The complex set of anatomical defects exhibited by the Brd4^gt/Brd4⁺ mutants is reminiscent of some of the defects observed in two related human syndromes, Cockayne syndrome (CS) and trichothiodystrophy (TTD). They include partial lethality, impaired growth, peculiar facies, lack of subcutaneous fat, and cataracts (see references 2 and 3 for recent reviews). Patients suffering from these syndromes are affected in DNA repair pathways resulting, in particular, in severe sensitivity to UV radiation. However, we demonstrate that Brd4-deficient cells do not display sensitivity to ionizing and UV radiation, excluding a major role for Brd4 in these pathways. Heterozygous cells appeared significantly more sensitive to MMS than wild-type cells, suggesting a defect in DNA damage repair. However, this could be a primary or secondary consequence of the mutation. Interestingly, a similar phenotype (slow growth, sensitivity to MMS, and relative insensitivity to IR) was also described for the yeast Bdf1 mutant.

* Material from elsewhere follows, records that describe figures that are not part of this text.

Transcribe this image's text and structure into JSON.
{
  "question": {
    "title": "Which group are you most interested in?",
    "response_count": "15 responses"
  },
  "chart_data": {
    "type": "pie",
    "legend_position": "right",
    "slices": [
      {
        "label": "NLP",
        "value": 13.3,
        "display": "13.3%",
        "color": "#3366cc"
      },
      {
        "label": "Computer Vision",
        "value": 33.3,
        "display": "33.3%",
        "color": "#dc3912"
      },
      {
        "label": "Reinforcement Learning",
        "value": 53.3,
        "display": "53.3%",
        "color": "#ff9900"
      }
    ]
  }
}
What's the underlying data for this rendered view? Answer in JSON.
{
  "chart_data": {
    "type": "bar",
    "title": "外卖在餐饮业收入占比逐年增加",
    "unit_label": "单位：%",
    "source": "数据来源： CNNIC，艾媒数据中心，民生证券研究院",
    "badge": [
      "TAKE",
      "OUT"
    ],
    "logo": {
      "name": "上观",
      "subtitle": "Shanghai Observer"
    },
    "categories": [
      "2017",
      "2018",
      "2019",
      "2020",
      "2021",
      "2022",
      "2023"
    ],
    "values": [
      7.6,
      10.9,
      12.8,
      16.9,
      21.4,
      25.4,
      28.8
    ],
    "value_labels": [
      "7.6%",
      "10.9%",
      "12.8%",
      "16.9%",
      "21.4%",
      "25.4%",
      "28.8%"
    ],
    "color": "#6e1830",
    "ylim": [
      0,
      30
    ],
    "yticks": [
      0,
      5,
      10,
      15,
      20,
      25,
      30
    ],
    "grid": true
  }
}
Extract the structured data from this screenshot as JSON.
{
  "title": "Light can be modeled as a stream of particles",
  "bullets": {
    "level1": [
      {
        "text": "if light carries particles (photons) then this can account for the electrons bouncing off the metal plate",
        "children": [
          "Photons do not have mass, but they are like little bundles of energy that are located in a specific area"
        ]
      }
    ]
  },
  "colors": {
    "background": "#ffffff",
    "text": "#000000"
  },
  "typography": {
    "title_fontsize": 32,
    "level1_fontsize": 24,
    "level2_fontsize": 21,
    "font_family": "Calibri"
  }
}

However, since TTD and CS are now known to be the consequence of defects in both DNA repair and transcription (see references 2 and 3 for recent reviews), impaired transcription in the Brd4^gt mutants remains a possibility to explain the phenotypic similarities between the Brd4^gt mutants and TTD-CS patients. Consistent with this possibility is our demonstration that Brd4 is very likely to be a component of the mediator of transcriptional regulation isolated in the study cited in reference 18. However, the transcriptional coactivator function of the murine mediator has yet to be demonstrated (18) and many other mammalian mediator-related complexes have been characterized extensively and do not appear to contain any Brd family member as a constitutive unit (see references 12 and 26 for reviews). Therefore, the question of whether Brd4 or other members of the Fsh/Brd family act as a constitutive unit of the mediator awaits detailed biochemical analyses. Nevertheless, it is noteworthy that the defects in Brd4 nullizygous embryos are very similar to those found when Srb7, which encodes the only other protein isolated as part of the mediator whose function has been inactivated in mice, is deleted. Srb7 nullizygous embryos also die shortly after implantation, and the inner cell mass of blastocysts grown in culture degenerates (38).

Summary.

Our results suggest that a fundamental cellular process is impaired in Brd4^gt cells and that the complex pathological features observed in Brd4^gt/Brd4⁺ individuals might be explained by a global deficiency in a basic mechanism, resulting in reduced proliferative ability. Indeed, the most remarkable defect of Brd4^gt/Brd4⁺ mice is their pre- and postnatal growth defect. Given that this phenotype is associated with haploinsufficiency in the mouse, heterozygous mutations in the Brd human homologues could also be associated with pre- and postnatal growth defects. Therefore, Brds may be candidate genes for some human disorders characterized by a short stature. Thus, the Brd4^gt mouse mutant will be of great value, not only in elucidating Brd protein function during pre- and postnatal life but also as a model for human pathology.